Bowling Green, KY --- Preventable hospitalizations are costly among Medicaid enrollees in comprehensive managed care plans, according to new research from Western Kentucky University.
Many hospitalizations are preventable and consequently a cause for increasing health care costs.
Ambulatory care sensitive conditions (ACSC’s) represent illnesses, such as diabetes and hypertension (high blood pressure), for which good primary care can prevent and/or manage, thereby preventing the need for hospitalization, or for which early intervention can prevent complications or more disease severity.
According to William N. Mkanta, Associate Professor in the Department of Public Health and lead author of the study, “Patients, providers, and systems of care use information on inpatient service utilization on ACSC as a measure of quality for primary care services”. And, if ACSC hospitalizations emerge, it is alarming from both a quality and cost perspective especially among individuals enrolled in managed care plans that are specifically designed to coordinate care and optimize utilization of health care resources, he further said.
“The focus of many insurance companies is to avert these types of hospitalizations not only for cost containment but also in attempts for continuous quality improvements”, said Neale. R. Chumbler, Dean of the College of Health and Human Services and Professor in the Department of Public Health at Western Kentucky University, the Principal Investigator from which this National Science Foundation study emerged, and co-author of the study.
“Providers and policy makers have to monitor closely care processes occurring in managed care plans among Medicaid recipients to determine ways of reducing the rates of avoidable hospitalizations. Furthermore, the current environment of value-based reimbursement should be exploited to empower both the patients and providers in creating meaningful opportunities for provider teams to offer personalized and comprehensive care to individuals and populations,” Mkanta said on this study that aimed at assessing cost and determine predictors of hospitalizations involving ACSC among Medicaid enrollees in comprehensive managed care plans.
Using a sample of 25,581 Medicaid enrollees who received primary care services in managed care plans in 2009 in 3 large states representing the West, South, and Midwest regions of the United States to create a geographical diversity, Mkanta and his colleagues assessed expenditures for hospitalizations and utilization expenditure differentials to determine factors associated with ACSCs and is one of a select few studies that applied this analytic approach in investigating ACSC hospitalizations in a Medicaid population.

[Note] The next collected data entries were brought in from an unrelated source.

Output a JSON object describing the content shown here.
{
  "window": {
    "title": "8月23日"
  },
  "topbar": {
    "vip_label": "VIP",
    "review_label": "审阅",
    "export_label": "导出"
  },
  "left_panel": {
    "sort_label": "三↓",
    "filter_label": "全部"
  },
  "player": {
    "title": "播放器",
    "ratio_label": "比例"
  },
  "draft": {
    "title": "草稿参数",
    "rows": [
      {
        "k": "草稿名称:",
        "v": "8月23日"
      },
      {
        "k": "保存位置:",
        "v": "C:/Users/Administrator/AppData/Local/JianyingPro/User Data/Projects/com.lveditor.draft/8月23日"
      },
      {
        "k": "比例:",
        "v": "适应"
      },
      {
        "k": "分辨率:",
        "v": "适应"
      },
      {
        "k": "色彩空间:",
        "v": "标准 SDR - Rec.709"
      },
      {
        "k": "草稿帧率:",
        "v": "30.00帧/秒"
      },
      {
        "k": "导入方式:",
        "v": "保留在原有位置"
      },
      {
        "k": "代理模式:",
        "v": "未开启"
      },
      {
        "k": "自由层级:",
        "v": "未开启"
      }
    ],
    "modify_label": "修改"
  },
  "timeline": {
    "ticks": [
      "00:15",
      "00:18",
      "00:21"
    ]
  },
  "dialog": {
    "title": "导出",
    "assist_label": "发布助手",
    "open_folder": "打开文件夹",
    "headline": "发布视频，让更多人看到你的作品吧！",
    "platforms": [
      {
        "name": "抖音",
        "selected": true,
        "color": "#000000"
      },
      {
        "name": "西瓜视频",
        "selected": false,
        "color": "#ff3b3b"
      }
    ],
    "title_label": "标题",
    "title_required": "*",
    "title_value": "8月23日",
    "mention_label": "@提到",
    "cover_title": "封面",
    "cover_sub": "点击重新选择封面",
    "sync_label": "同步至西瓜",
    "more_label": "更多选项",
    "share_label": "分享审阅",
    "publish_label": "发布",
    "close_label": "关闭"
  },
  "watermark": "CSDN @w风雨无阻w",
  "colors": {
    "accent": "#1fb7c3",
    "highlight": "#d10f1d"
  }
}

This study found that diabetes was the most frequent ACSC condition, with heart failure being the second most common condition. This study also found that the mean expenditures were higher for hospitalizations in patients with ACSC compared to those without ACSC. Further, a higher proportion of patients admitted with ACSC required advanced treatment or died on admission, according to the study.
Mkanta and his colleagues found that odds of ACSC hospitalizations were 30% higher among Blacks and 25% higher among Hispanics. The results of the study were published in the Volume 3: 1-7 issue of Health Services Research and Managerial Epidemiology.
Christopher E Johnson, PhD, Professor and Chair of the Department of Health Management and Systems Sciences in the School of Public Health and Information Sciences at the University Louisville stated, “Dr. Mkanta and colleagues’ findings raise important questions about preventable ACSC hospitalizations.” Johnson went on to state, “Does this type of hospitalization avoidance harm patients and reduce quality of care? This study provides key evidence that cost avoidance and quality monitoring systems within the ACSC population may be driving decisions that harm patient health.”
“Our findings suggest there is a proportion of potential cost savings that can be attained from resources used to care for Medicaid enrollees in comprehensive managed care models,” Mkanta et al. pointed out in the Health Services Research and Managerial Epidemiology article, and further went on to suggest, “at the policy level, our findings reveal potential for support of redesigning further primary care services with the inclusion of important quality provisions to reduce preventable hospitalizations.” Pleased with the value and implications of the findings from the study, Chumbler concluded that “the bottom line is that US health care system needs to be more vigilant in identifying hospitalizations for conditions that should be treatable on an outpatient basis, or that could be less severe if dealt with early and aptly.”